PYONGYANG, North Korea (AP) Led by a Japanese pro wrestler-turned-politician, about 20 mixed martial artists from around the world - including a former NFL lineman - arrived in North Korea on Thursday to put on a series of exhibition matches this weekend.
The exhibition will be the first major sports event with marquee foreigners in Pyongyang since former Chicago Bulls star Dennis Rodman and a team of former NBA players put on a basketball game in January that was widely criticized in the United States.
Japanese lawmaker Kanji ''Antonio'' Inoki says he hopes the event will open a door of sports diplomacy with North Korea.
Inoki is a savvy, charismatic showman and one of the only members of Japan's parliament who supports exchanges of any kind with North Korea.
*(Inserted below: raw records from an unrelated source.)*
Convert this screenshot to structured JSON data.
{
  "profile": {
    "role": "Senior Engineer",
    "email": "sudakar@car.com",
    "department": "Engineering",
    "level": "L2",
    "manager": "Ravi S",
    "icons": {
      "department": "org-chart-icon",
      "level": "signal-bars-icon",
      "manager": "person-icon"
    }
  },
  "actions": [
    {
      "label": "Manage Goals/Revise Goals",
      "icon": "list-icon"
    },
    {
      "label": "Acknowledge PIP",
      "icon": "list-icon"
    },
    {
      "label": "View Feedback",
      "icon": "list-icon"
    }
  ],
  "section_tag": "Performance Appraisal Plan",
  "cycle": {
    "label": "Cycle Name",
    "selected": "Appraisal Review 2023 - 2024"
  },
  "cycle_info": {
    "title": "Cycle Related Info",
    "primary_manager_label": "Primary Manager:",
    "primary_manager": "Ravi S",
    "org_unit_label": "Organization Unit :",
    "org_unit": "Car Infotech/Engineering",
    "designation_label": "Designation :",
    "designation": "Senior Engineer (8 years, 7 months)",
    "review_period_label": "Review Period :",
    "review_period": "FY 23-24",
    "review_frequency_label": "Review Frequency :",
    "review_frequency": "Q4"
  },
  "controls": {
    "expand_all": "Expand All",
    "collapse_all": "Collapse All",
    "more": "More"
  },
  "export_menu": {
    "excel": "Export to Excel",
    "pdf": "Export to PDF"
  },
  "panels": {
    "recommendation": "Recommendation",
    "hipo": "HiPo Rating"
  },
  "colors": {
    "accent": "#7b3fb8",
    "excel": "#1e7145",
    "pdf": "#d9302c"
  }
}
He has visited North Korea nearly 30 times, but was suspended by parliament for a month after making an unauthorized trip to the North last year.
The square-jawed, 6-foot-3 Inoki is remembered for fighting Muhammad Ali in Tokyo in 1976. In 1995, he fought American Ric Flair in the ''Collision in Korea,'' a two-day event held in Pyongyang's huge May Day Stadium that drew a reported 380,000 spectators. Ali was among the guest attendees.
''World peace through sports exchanges has been my lifelong mission,'' Inoki, wearing his trademark red scarf, told a news conference after he and the wrestlers arrived.
The event comes as relations between Japan and North Korea have begun to thaw slightly following an agreement by the North to re-open an investigation into the fates of dozens of Japanese who are believed to have been abducted by North Korean agents in the 1970s and `80s.
Japan has no diplomatic relations with North Korea. Though it has recently lifted some unilateral sanctions allowing more exchanges, it still enforces U.N. sanctions over the North's nuclear weapons and long-range missile programs.
Bob ''The Beast'' Sapp, who briefly played American pro football before switching to mixed martial arts and gaining celebrity status in Japan, is leading the foreigners in the exhibition, to be held in a 15,000-seat arena in Pyongyang on Saturday and Sunday.
''It's just such an unusual experience to get to come here,'' he said. ''It's a real culture shock.''
Organizers say the International Pro Wrestling Festival in Pyongyang will be broadcast online, aired on Japanese network television and shown on North Korean state-run TV.
''Pro wrestling has returned to Pyongyang and the world is watching,'' said Jang Ung, a member of the IOC who is co-chairman of the North Korean organizing committee for the weekend event.
Inoki's connection to North Korea dates to his mentor, a pro wrestler named Rikidozan who was possibly the best-known sports figure in postwar Japan. Rikidozan was Korean, and his name and exploits in the ring are still known in North Korea.
Though Inoki won't be fighting this time, Sapp said he was looking forward to putting on a good show for the North Korean audience.
He said was familiar with the criticism that Rodman received for coming to North Korea. Rodman called his game in Pyongyang, which he opened by serenading Kim with the birthday song, ''historic.'' But he was panned by members of the U.S. Congress, the NBA and human rights groups who said he had become a public relations tool for North Korea's government.
As soon as he got back to the United States, Rodman apologized publicly for his conduct and entered rehab.
Sapp, who arrived with boxes full of cookies with his likeness on them to distribute to children, said he will steer as far away from controversy and politics as he can.